C’est déjà mieux, mais toujours pas optimal.

7.1 Le pipe natif de R : |>

Depuis la version 4.1, R a introduit ce que l’on nomme un pipe (tuyau en anglais), un nouvel opérateur noté |>.

Le principe de cet opérateur est de passer l’élément situé à sa gauche comme premier argument de la fonction située à sa droite. Ainsi, l’écriture x |> f() est équivalente à f(x) et l’écriture x |> f(y) à f(x, y).

Parfois, on souhaite passer l’objet x à un autre endroit de la fonction f() que le premier argument. Depuis la version 4.2, R a introduit l’opérateur _,que l’on nomme un placeholder, pour indiquer où passer l’objet de gauche. Ainsi, x |> f(y, a = _) devient équivalent à f(y, a = x). ATTENTION : le placeholder doit impérativement être transmis à un argument nommé !

Tout cela semble encore un peu abstrait ? Reprenons notre exemple précédent et réécrivons le code avec le pipe.

v |> 
  mean() |> 
  round(digits = 1) |> 
  format(decimal.mark = ",") |> 
  paste0("La moyenne est de ", m = _, ".") |> 
  message()
La moyenne est de 6,7.

Le code n’est-il pas plus lisible ?

Le diaporama ci-dessous vous permet de visualiser chaque étape du code.

7.2 Le pipe du tidyverse : %>%

Ce n’est qu’à partir de la version 4.1 sortie en 2021 que R a proposé de manière native un pipe, en l’occurence l’opérateur |>.

En cela, R s’est notamment inspiré d’un opérateur similaire introduit dès 2014 dans le tidyverse. Le pipe du tidyverse fonctionne de manière similaire. Il est implémenté dans le package magrittr qui doit donc être chargé en mémoire. Le pipe est également disponible lorsque l’on effectue library(tidyverse).

Cet opérateur s’écrit %>% et il dispose lui aussi d’un placeholder qui est le .. La syntaxe du placeholder est un peu plus souple puisqu’il peut être passé à tout type d’argument, y compris un argument sans nom.

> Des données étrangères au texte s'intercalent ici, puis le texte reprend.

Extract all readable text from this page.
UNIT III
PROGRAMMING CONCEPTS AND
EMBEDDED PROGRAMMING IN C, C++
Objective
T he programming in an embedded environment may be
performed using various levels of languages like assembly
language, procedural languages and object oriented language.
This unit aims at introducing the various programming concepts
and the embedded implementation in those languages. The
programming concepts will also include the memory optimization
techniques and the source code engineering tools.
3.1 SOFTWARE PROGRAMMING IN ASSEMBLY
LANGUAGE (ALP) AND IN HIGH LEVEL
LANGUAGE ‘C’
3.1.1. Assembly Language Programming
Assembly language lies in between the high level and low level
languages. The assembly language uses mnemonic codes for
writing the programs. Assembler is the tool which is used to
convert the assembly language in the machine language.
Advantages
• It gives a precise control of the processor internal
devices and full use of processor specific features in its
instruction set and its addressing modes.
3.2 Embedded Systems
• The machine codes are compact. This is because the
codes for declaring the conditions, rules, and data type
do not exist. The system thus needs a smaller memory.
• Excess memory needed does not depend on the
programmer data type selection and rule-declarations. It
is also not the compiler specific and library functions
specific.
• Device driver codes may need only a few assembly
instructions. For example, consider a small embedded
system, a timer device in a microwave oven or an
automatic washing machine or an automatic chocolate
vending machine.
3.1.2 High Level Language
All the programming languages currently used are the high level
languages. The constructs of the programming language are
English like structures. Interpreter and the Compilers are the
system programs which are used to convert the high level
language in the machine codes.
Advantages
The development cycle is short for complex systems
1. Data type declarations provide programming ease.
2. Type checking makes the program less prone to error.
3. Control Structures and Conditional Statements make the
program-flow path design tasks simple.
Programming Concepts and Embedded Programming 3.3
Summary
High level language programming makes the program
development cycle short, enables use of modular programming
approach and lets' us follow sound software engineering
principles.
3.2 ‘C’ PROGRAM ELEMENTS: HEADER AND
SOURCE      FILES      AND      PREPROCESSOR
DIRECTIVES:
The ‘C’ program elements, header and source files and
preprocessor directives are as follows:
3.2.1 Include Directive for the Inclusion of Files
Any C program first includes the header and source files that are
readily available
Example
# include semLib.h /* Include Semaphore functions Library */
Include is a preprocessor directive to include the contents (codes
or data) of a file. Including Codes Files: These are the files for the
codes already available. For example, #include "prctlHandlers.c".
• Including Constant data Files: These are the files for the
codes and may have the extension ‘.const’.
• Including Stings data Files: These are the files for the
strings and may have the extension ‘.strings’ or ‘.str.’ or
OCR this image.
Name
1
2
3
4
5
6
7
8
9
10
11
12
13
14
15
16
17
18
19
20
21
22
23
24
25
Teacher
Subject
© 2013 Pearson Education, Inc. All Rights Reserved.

Si l’on reprend notre exemple précédent.

library(magrittr)
v %>% 
  mean() %>%
  round(digits = 1) %>%
  format(decimal.mark = ",") %>%
  paste0("La moyenne est de ", ., ".") %>%
  message()
La moyenne est de 6,7.

7.3 Vaut-il mieux utiliser |> ou %>% ?

Bonne question. Si vous utilisez une version récente de R (≥ 4.2), il est préférable d’avoir recours au pipe natif de R dans la mesure où il est plus efficient en termes de temps de calcul car il fait partie intégrante du langage. Dans ce guide, nous privilégions d’ailleurs l’utilisation de |>.

Si votre code nécessite de fonctionner avec différentes versions de R, par exemple dans le cadre d’un package, il est alors préférable, pour le moment, d’utiliser celui fourni par magrittr (%>%).

7.4 Accéder à un élément avec purrr::pluck() et purrr::chuck()

Il est fréquent d’avoir besoin d’accéder à un élément précis d’une liste, d’un tableau ou d’un vecteur, ce que l’on fait d’ordinaire avec la syntaxe [[]] ou $ pour les listes ou [] pour les vecteurs. Cependant, cette syntaxe se combine souvent mal avec un enchaînement d’opérations utilisant le pipe.

Le package purrr, chargé par défaut avec library(tidyverse), fournit une fonction purrr::pluck() qui, est l’équivalent de [[]], et qui permet de récupérer un élément par son nom ou sa position. Ainsi, si l’on considère le tableau de données iris, pluck(iris, "Petal.Witdh") est équivalent à iris$Petal.Width. Voyons un exemple d’utilisation dans le cadre d’un enchaînement d’opérations.

iris |> 
  purrr::pluck("Petal.Width") |> 
  mean()
[1] 1.199333

Cette écriture est équivalente à :

mean(iris$Petal.Width)
[1] 1.199333

purrr::pluck() fonctionne également sur des vecteurs (et dans ce cas opère comme []).

v <- c("a", "b", "c", "d")
v |> purrr::pluck(2)
[1] "b"
v[2]
[1] "b"

On peut également, dans un même appel à purrr::pluck(), enchaîner plusieurs niveaux. Les trois syntaxes ci-après sont ainsi équivalents :

iris |> 
  purrr::pluck("Sepal.Width", 3)
[1] 3.2
iris |> 
  purrr::pluck("Sepal.Width") |> 
  purrr::pluck(3)
[1] 3.2
iris[["Sepal.Width"]][3]
[1] 3.2

Si l’on demande un élément qui n’existe pas, purrr:pluck() renverra l’élement vide (NULL). Si l’on souhaite plutôt que cela génère une erreur, on aura alors recours à purrr::chuck().

iris |> purrr::pluck("inconnu")
NULL
iris |> purrr::chuck("inconnu")
Error in `purrr::chuck()`:
! Can't find name `inconnu` in vector.
v |> purrr::pluck(10)
NULL
v |> purrr::chuck(10)
Error in `purrr::chuck()`:
! Index 1 exceeds the length of plucked object (10 > 4).